Вишон говорила о первом и заявляла, что подельник Феликса несколько лет прожил на юге Франции. Говорила о втором, но не упомянула об акценте, пока ее об этом не спросил следователь. «Акцент? – перевел Дюбуи. – Какой акцент? Не было акцента». Молчала и о трудовой деятельности своего внезапного возлюбленного, пока ее снова не расспросил Кряжин. «Он бизнесмен», – сказал Дюбуи, выслушав даму своего сердца со стиснутыми зубами.
Казалось бы, удивляться нечего: преступление, зародившееся как уголовное особой социальной опасности, почти переросло в политическое благодаря быстрому признанию Кайнакова. В политической подоплеке сомневаться не приходилось. Шантаж, да еще представителя Европейского суда, да еще с требованием вынесения заведомо неправосудного решения, – это и есть преступление политического характера. Пусть большинство членов Коллегии примут его по незнанию, но Трошникову не отделаться одним личным участием. Ему нужна поддержка в лице нескольких членов Коллегии, а в этом случае речь идет уже о случившемся факте влияния преступного сообщества на деятельность международного правосудия.
Если учесть, что при совершении преступлений политического характера организатор редко выступает в роли исполнителя – на то она и политика, чтобы играть роль Дуремара в одеждах Пиноккио, – то необходимо участие в деле еще одного человека. На этот раз – с весьма серьезным положением и возможностями. Операцией по похищению сына Кайнакова руководит человек, прекрасно разбирающийся в структуре Европейского суда и психологии его членов.
И сейчас Кряжин понимал, что в «Красной Пресне» находится всего лишь уголовник, жертва игр серьезных людей. Его не убрали, как Ремизова, только по той причине, что вряд ли он сможет что-то рассказать. Уровень его информированности сводится к тому, что уже и так знает следователь: преступление делают серьезные люди, и не исключено, что из государственных структур.
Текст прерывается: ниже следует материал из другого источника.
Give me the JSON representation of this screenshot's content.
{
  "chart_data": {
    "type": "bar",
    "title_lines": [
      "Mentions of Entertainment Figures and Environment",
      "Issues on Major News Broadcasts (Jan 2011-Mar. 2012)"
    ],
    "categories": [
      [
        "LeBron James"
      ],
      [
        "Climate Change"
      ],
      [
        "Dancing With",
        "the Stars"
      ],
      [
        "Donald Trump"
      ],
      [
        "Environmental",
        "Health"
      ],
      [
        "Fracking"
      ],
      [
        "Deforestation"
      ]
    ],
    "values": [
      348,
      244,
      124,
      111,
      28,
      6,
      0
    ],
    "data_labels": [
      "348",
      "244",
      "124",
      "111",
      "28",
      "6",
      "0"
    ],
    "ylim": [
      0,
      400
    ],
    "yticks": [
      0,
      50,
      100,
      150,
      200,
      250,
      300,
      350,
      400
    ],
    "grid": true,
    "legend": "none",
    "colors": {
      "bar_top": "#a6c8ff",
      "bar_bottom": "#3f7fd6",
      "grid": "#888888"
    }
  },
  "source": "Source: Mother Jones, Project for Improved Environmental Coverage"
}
Ту же мысль сейчас высказал и Саланцев. Но он опер, а не следователь. Ему обвинительное заключение с упоминанием роли и вины каждого не писать и дело в суд не направлять. Он имеет право выдавать любые версии, даже без достаточных на то оснований. Он сыщик.
– Ты сделал то, о чем я просил?
– Вы старую деятельность Кайнакова и Устимцева имеете в виду? – уточнил Саланцев. – Я работаю над этим. Сидельников изучает материалы по их участию в криминале, я тереблю бумажки по трудовой деятельности с момента расцвета кооперативной торговли. Пока ничего занимательного.
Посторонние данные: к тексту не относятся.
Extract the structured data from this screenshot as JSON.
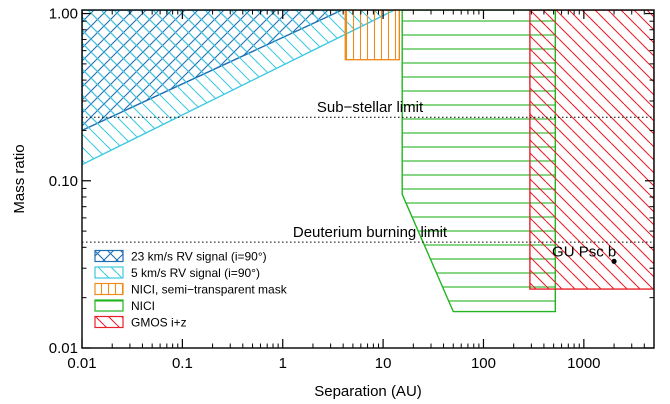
{
  "chart_data": {
    "type": "area",
    "xlabel": "Separation (AU)",
    "ylabel": "Mass ratio",
    "xscale": "log",
    "yscale": "log",
    "xlim": [
      0.01,
      5000
    ],
    "ylim": [
      0.01,
      1.05
    ],
    "x_ticks": [
      {
        "value": 0.01,
        "label": "0.01"
      },
      {
        "value": 0.1,
        "label": "0.1"
      },
      {
        "value": 1,
        "label": "1"
      },
      {
        "value": 10,
        "label": "10"
      },
      {
        "value": 100,
        "label": "100"
      },
      {
        "value": 1000,
        "label": "1000"
      }
    ],
    "y_ticks": [
      {
        "value": 0.01,
        "label": "0.01"
      },
      {
        "value": 0.1,
        "label": "0.10"
      },
      {
        "value": 1,
        "label": "1.00"
      }
    ],
    "limits": [
      {
        "label": "Sub−stellar limit",
        "y": 0.24
      },
      {
        "label": "Deuterium burning limit",
        "y": 0.043
      }
    ],
    "regions": [
      {
        "name": "23 km/s RV signal (i=90°)",
        "color": "#1f6fb2",
        "hatch": "cross",
        "polygon": [
          [
            0.01,
            1.05
          ],
          [
            3.9,
            1.05
          ],
          [
            0.01,
            0.2
          ]
        ]
      },
      {
        "name": "5 km/s RV signal (i=90°)",
        "color": "#3fc9e0",
        "hatch": "diagonal",
        "polygon": [
          [
            0.01,
            1.05
          ],
          [
            13,
            1.05
          ],
          [
            0.01,
            0.125
          ]
        ]
      },
      {
        "name": "NICI, semi−transparent mask",
        "color": "#f08a1c",
        "hatch": "vertical",
        "polygon": [
          [
            4.2,
            1.05
          ],
          [
            14.5,
            1.05
          ],
          [
            14.5,
            0.53
          ],
          [
            4.2,
            0.53
          ]
        ]
      },
      {
        "name": "NICI",
        "color": "#22b422",
        "hatch": "horizontal",
        "polygon": [
          [
            15.5,
            1.05
          ],
          [
            520,
            1.05
          ],
          [
            520,
            0.0165
          ],
          [
            50,
            0.0165
          ],
          [
            15.5,
            0.083
          ]
        ]
      },
      {
        "name": "GMOS i+z",
        "color": "#e8202a",
        "hatch": "diagonal",
        "polygon": [
          [
            290,
            1.05
          ],
          [
            5000,
            1.05
          ],
          [
            5000,
            0.0225
          ],
          [
            290,
            0.0225
          ]
        ]
      }
    ],
    "points": [
      {
        "label": "GU Psc b",
        "x": 2000,
        "y": 0.033
      }
    ]
  }
}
Кряжин посмотрел на часы, и сделал это не случайно – стекла на окнах стали принимать фиолетовый оттенок. Половина пятого утра. Еще один день придется начинать так, словно не заканчивался предыдущий.
Саланцев между тем что-то говорил, и Кряжин, отведя взгляд от окна, поймал своим вниманием лишь последние слова его фразы.
– Что – «русской мафии»?.. – переспросил он.
– Я говорю, что вчера днем Сидельников принес мне из УБОП материалы по зарегистрированным на территории Франции организованным преступным группировкам, где руководителями и активными участниками являются, по выражению тамошней полиции, «представители русской мафии».
«Молодец парень», – удивился предприимчивости сыщика Кряжин.
– И что?
– Какое место для плесени самое благодатное? – спросил Саланцев и тут же ответил: – Сырое и теплое. Во Франции есть одно такое – Лазурный Берег. Именно там плесень, особенно криминальная, живет, множится и пышет здоровьем.
Южное побережье Франции, захватывающее расстояние от Монте-Карло в княжестве Монако, а также Ниццу, Фрежюс и Сен-Тропез. Именно здесь можно забыть о холоде красноярских лагерей, нежась под лучами вечного лета. Смеясь, сравнивать клубы дыма из выхлопных труб на Гран-при «Формулы-1» с клубами пара изо рта на пересылках из Салехарда в Магадан. И верить, что жизнь длинная, а половина ее все еще не прожита.
Город Ницца. Один из самых впечатляющих французских городов. Здесь когда-то часто отдыхал сам Бонапарт, восстанавливая силы между Аустерлицем и Бородино. По его улицам медленной походкой ходил Бунин. Теперь ходит братва.
Справедливости ради нужно заметить, что братвою она здесь не именуется, ибо само понятие «братва» в дословном переводе означает для французов «братья», а братьев различного толка в столице красоты не чествуют. Белые братья, Братья во крови, Братья Христа… Они здесь все на учете, а русский скорее станет пилигримом нежели на какой-то учет.
Пребывающие сюда толстопузые «россияне» с цепями и красивыми бабами на шеях вдоволь настоялись на всяких учетах: сначала в детских комнатах милиции, потом на воинском, а вскоре, по освобождению, и на административном. Из всех видов регистрации для расплодившихся русских в Ницце естественны лишь купчие на дома и полученные водительские удостоверения.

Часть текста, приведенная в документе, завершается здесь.